As Arlen Specter (R-Penn.), upon winning his fifth term to the U.S. Senate, prepared to assume the chairmanship of the chamber's powerful Judiciary Committee, he let it be known that he was in no mood to pussyfoot around.
When asked about the kind of jurists likely to ascend to the Supreme Court, Specter said, "When you talk about judges who would change the right of a woman to choose, or overturn Roe v. Wade, I think that is unlikely." The media promptly reported Specter's comments as a warning to the president when considering nominations, and the right went nuts.
James Dobson, creator of the Focus on the Family empire, said on ABC's "This Week," that Specter "is a problem, and he must be derailed." According to the Washington Post's Susan Schmidt:
Senate offices were swamped with calls about Specter late last week, and the uproar is "not going to go away," Dobson said. "Republican senators know they've got a problem."
The paper's Helen Dewar and Charles Lane reported Specter's "explanation," issued late last week:
"Contrary to press accounts, I did not warn the president about anything" and would "never apply any litmus test" on abortion, Specter said in a statement. "I expect to support his nominees," Specter said later in a telephone interview.Believing its own press releases, the ecclesiastical class of the religious right thinks it, not Diebold and Democratic miscalculation, delivered the president's electoral victory, and is using the Specter flap as an opportunity to strut about and flex its muscle. Dewar and Lane report:
Concerned Women for America, a conservative group, issued a statement saying Specter had disqualified himself from the chairmanship and stuck by that statement even after Specter issued his clarification.
It's still unclear whether Specter will hold onto his chairmanship of the prestigious committee. What befuddles your blogstress is that in 2000, when the stakes were much lower for Specter personally, he played nice with the Bush ticket on the issue of abortion. He did, however, wonder aloud whether pro-choice Republicans were being a bit too accommodating, and when asked for clarification by your Webwench, demurred:
On Sunday, Arlen Specter, the pro-choice Republican senator from Pennsylvania, surveyed the crowd composed largely of Republicans that filled the ballroom of Philadelphia's famed Bellevue Hotel for an event sponsored by Planned Parenthood, the Republican Pro-Choice Coalition, the National Women's Political Caucus and several other women's rights groups.
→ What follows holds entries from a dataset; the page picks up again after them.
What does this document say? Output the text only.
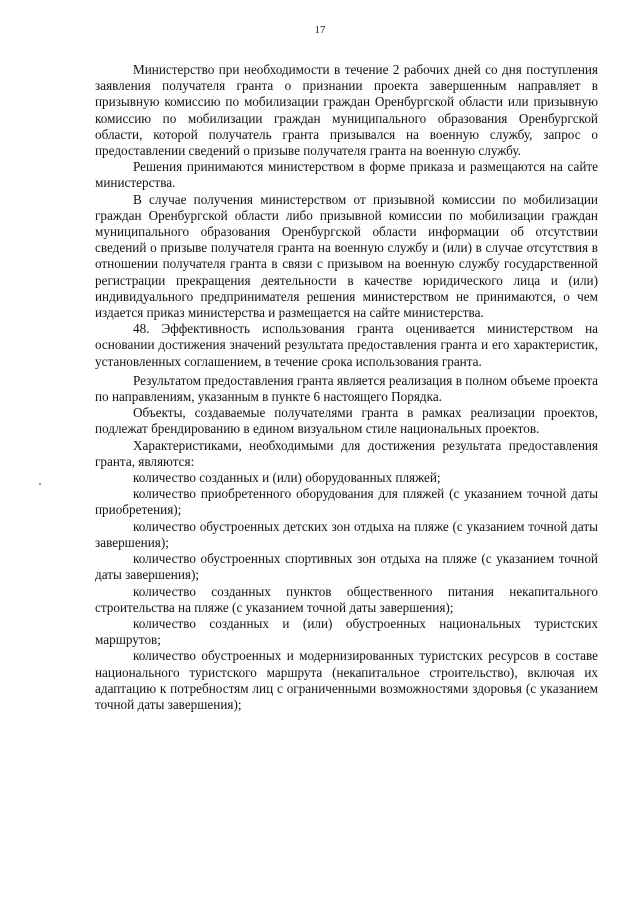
17

Министерство при необходимости в течение 2 рабочих дней со дня поступления заявления получателя гранта о признании проекта завершенным направляет в призывную комиссию по мобилизации граждан Оренбургской области или призывную комиссию по мобилизации граждан муниципального образования Оренбургской области, которой получатель гранта призывался на военную службу, запрос о предоставлении сведений о призыве получателя гранта на военную службу.

Решения принимаются министерством в форме приказа и размещаются на сайте министерства.

В случае получения министерством от призывной комиссии по мобилизации граждан Оренбургской области либо призывной комиссии по мобилизации граждан муниципального образования Оренбургской области информации об отсутствии сведений о призыве получателя гранта на военную службу и (или) в случае отсутствия в отношении получателя гранта в связи с призывом на военную службу государственной регистрации прекращения деятельности в качестве юридического лица и (или) индивидуального предпринимателя решения министерством не принимаются, о чем издается приказ министерства и размещается на сайте министерства.

48. Эффективность использования гранта оценивается министерством на основании достижения значений результата предоставления гранта и его характеристик, установленных соглашением, в течение срока использования гранта.

Результатом предоставления гранта является реализация в полном объеме проекта по направлениям, указанным в пункте 6 настоящего Порядка.

Объекты, создаваемые получателями гранта в рамках реализации проектов, подлежат брендированию в едином визуальном стиле национальных проектов.

Характеристиками, необходимыми для достижения результата предоставления гранта, являются:

количество созданных и (или) оборудованных пляжей;

количество приобретенного оборудования для пляжей (с указанием точной даты приобретения);

количество обустроенных детских зон отдыха на пляже (с указанием точной даты завершения);

количество обустроенных спортивных зон отдыха на пляже (с указанием точной даты завершения);

количество созданных пунктов общественного питания некапитального строительства на пляже (с указанием точной даты завершения);

количество созданных и (или) обустроенных национальных туристских маршрутов;

количество обустроенных и модернизированных туристских ресурсов в составе национального туристского маршрута (некапитальное строительство), включая их адаптацию к потребностям лиц с ограниченными возможностями здоровья (с указанием точной даты завершения);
From the podium, he invoked the ghost of Barry Goldwater, quoting the late Arizona senator: "'We have to keep the government out of our pocketbooks, off our backs and out of our bedrooms.'" The line drew a round of enthusiastic applause. "We are all good Republicans," he told an audience in need of appreciation, "and maybe we are too good Republicans...We don't want to make trouble for the ticket."
After he left the stage, Specter explained to me that it had been his own inclination to simply raise the issue of removing the GOP's harsh anti-abortion plank form its platform but not to press it. When I asked if his remarks reflected a pang of conscience over having gone along with the wishes of the Bush campaign, the senator replied, "Well, you heard me. I can't say it any better than that."
The outcome of the Specter flap should give the politically attuned a better sense of who's using whom. Is it Bush using the evangelicals, or the evangelicals owning Bush? Your cybertrix is betting on the former.